Vertical Migration focuses on a siphonophore: a symbol of the many working as one. A siphonophore is not a single animal but a colony of specialized marine organisms that work together to enhance group survival. These amazing colonies can grow to immense sizes: some longer than the largest blue whale. This particular siphonophore is a creature of the ocean twilight zone, the “mesopelagic” or midwater region just below the ocean’s sunlit surface zone. This global swath of water extends hundreds of meters into the deep and plays a critical role in ocean food webs.
Following an exploratory trip hosted by TBA21–Academy to the Louisiade Islands in Papua New Guinea as part of the second cycle of The Current fellowship program, SUPERFLEX designed a computer-generated siphonophore and created the animated film, Vertical Migration, depicting its ascent. At first, the film mechanically circles the creature, getting closer and closer while giving the audience a view of it from all angles. It showcases the hypnotic dance of a single siphonophore as it emerges from the depths. Eventually, the perspective shifts, the camera’s movements become more fluid, and the viewer sees the world from the perspective of the siphonophore. 

Vertical Migration is part of SUPERFLEX’s new body of work, Interspecies Assembly, calling for all forms of life to protect biodiversity and boost climate action. The work brings together additional partners from arts, science and policy, including the United Nations, Google Arts and Culture, and University of Copenhagen’s GLOBE Institute.
Interspecies Assembly is a larger body of work commissioned by ART 2030 and supported by New Carlsberg Foundation, The Obel Family Foundation, The Ministry of Foreign Affairs of Denmark, The Ministry of Culture Denmark, Beckett Fonden, and Danish Arts Foundation. It features two public works, Vertical Migration and Interspecies Assembly. The latter is a sculptural and participatory site in Central Park’s Naumburg Bandshell. Incorporating video, sculpture, and a call-to-action, it is a project that emerges from SUPERFLEX's in-depth research and exploration into the deep sea, climate, and society.

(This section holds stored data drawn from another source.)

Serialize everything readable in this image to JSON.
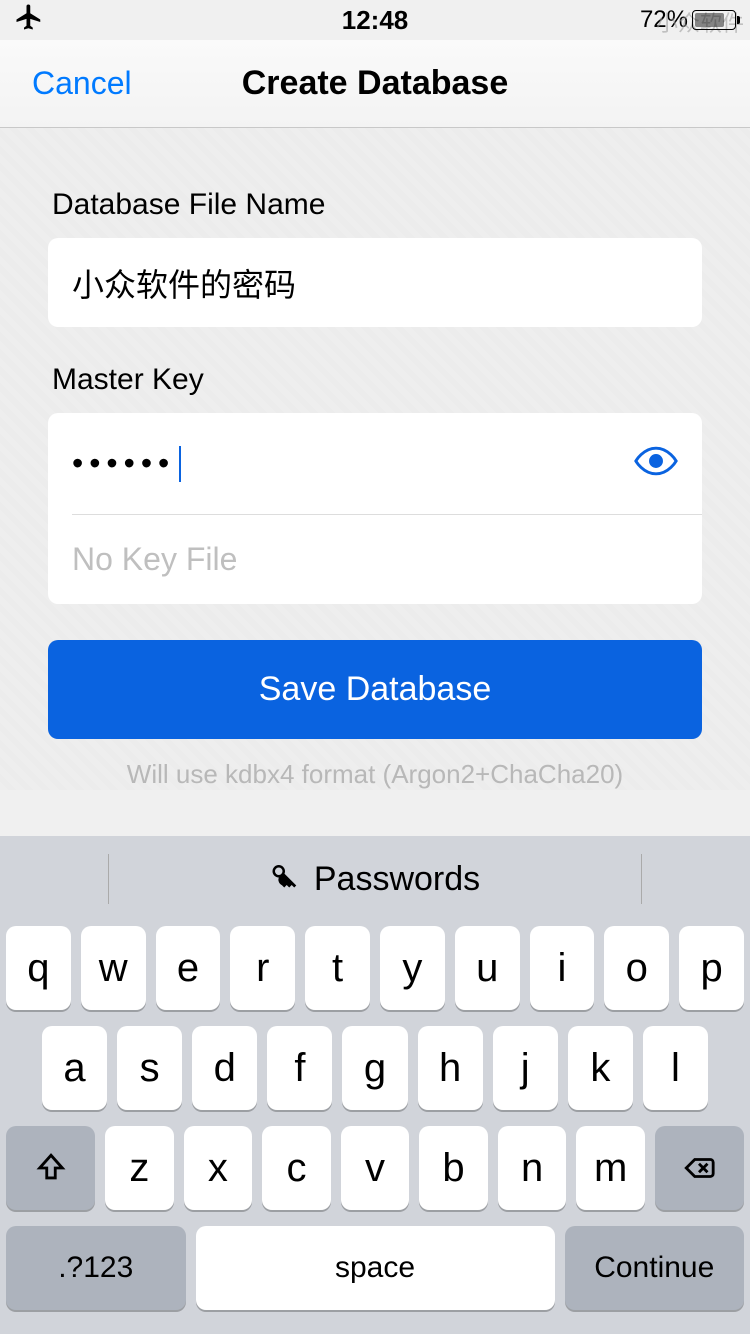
{
  "status": {
    "time": "12:48",
    "battery_pct": "72%"
  },
  "nav": {
    "cancel": "Cancel",
    "title": "Create Database"
  },
  "form": {
    "filename_label": "Database File Name",
    "filename_value": "小众软件的密码",
    "masterkey_label": "Master Key",
    "masterkey_value": "••••••",
    "keyfile_placeholder": "No Key File",
    "save_label": "Save Database",
    "hint": "Will use kdbx4 format (Argon2+ChaCha20)"
  },
  "keyboard": {
    "suggestion": "Passwords",
    "rows": [
      [
        "q",
        "w",
        "e",
        "r",
        "t",
        "y",
        "u",
        "i",
        "o",
        "p"
      ],
      [
        "a",
        "s",
        "d",
        "f",
        "g",
        "h",
        "j",
        "k",
        "l"
      ],
      [
        "z",
        "x",
        "c",
        "v",
        "b",
        "n",
        "m"
      ]
    ],
    "symbols_key": ".?123",
    "space_key": "space",
    "return_key": "Continue"
  },
  "watermark": "小众软件"
}
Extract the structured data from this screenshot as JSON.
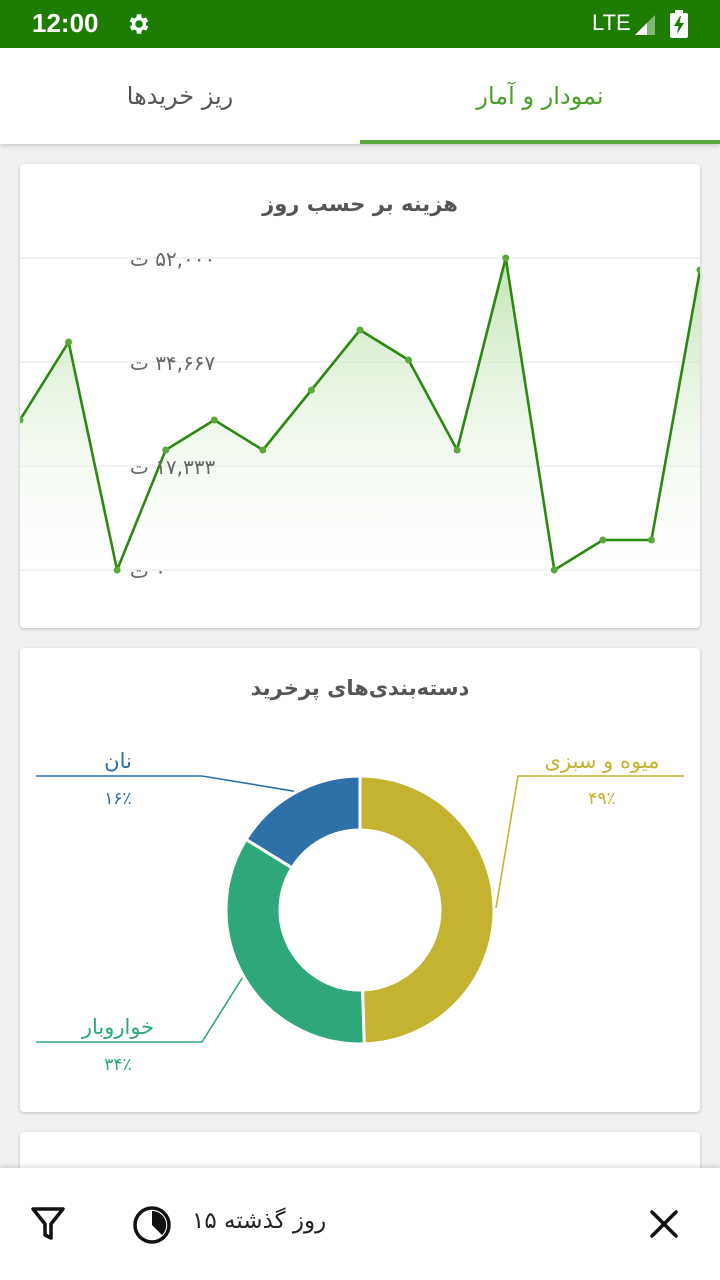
{
  "status_bar": {
    "time": "12:00",
    "network": "LTE"
  },
  "tabs": [
    {
      "label": "نمودار و آمار",
      "active": true
    },
    {
      "label": "ریز خریدها",
      "active": false
    }
  ],
  "colors": {
    "primary_dark": "#1d7d00",
    "accent": "#5aa83a",
    "line": "#2a8a10"
  },
  "line_card": {
    "title": "هزینه بر حسب روز"
  },
  "pie_card": {
    "title": "دسته‌بندی‌های پرخرید"
  },
  "chart_data": [
    {
      "type": "line",
      "title": "هزینه بر حسب روز",
      "xlabel": "",
      "ylabel": "",
      "ylim": [
        0,
        52000
      ],
      "y_tick_labels": [
        "۰ ت",
        "۱۷,۳۳۳ ت",
        "۳۴,۶۶۷ ت",
        "۵۲,۰۰۰ ت"
      ],
      "y_tick_values": [
        0,
        17333,
        34667,
        52000
      ],
      "grid": true,
      "x": [
        1,
        2,
        3,
        4,
        5,
        6,
        7,
        8,
        9,
        10,
        11,
        12,
        13,
        14,
        15
      ],
      "values": [
        25000,
        38000,
        0,
        20000,
        25000,
        20000,
        30000,
        40000,
        35000,
        20000,
        52000,
        0,
        5000,
        5000,
        50000
      ]
    },
    {
      "type": "pie",
      "title": "دسته‌بندی‌های پرخرید",
      "categories": [
        "میوه و سبزی",
        "خواروبار",
        "نان"
      ],
      "values": [
        49,
        34,
        16
      ],
      "value_labels": [
        "۴۹٪",
        "۳۴٪",
        "۱۶٪"
      ],
      "colors": [
        "#c3b330",
        "#2ea87a",
        "#2e70a8"
      ]
    }
  ],
  "bottom_bar": {
    "range_label": "۱۵ روز گذشته",
    "icons": [
      "filter-icon",
      "clock-icon",
      "close-icon"
    ]
  }
}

Interspecies Assembly brings humanity and all forms of life together for the first time to listen, learn, and map out a pathway for a future safe for all forms of life.

The Interspecies Assembly project was developed in close collaboration with Kollision and
Vertical Migration: United Nations Secretariat Building, North Façade
Interspecies Assembly: North Naumburg Bandshell, Central Park

Coinciding with the final day of the first week of COP26 in Glasgow, The Forgotten Uncle, a related panel talk focused on highlighting the importance of nature as part of global action on climate change, was released on, ART 2030’s website, ART 2030’s Google Arts & Culture partner site, and the website of MoMA's Emilio Ambasz Institute.

Speakers: Rasmus Rosengren Nielsen of SUPERFLEX, Paola Antonelli and Carson Chan of MoMA, Luise Faurschou of ART 2030, and Markus Reymann of TBA21–Academy.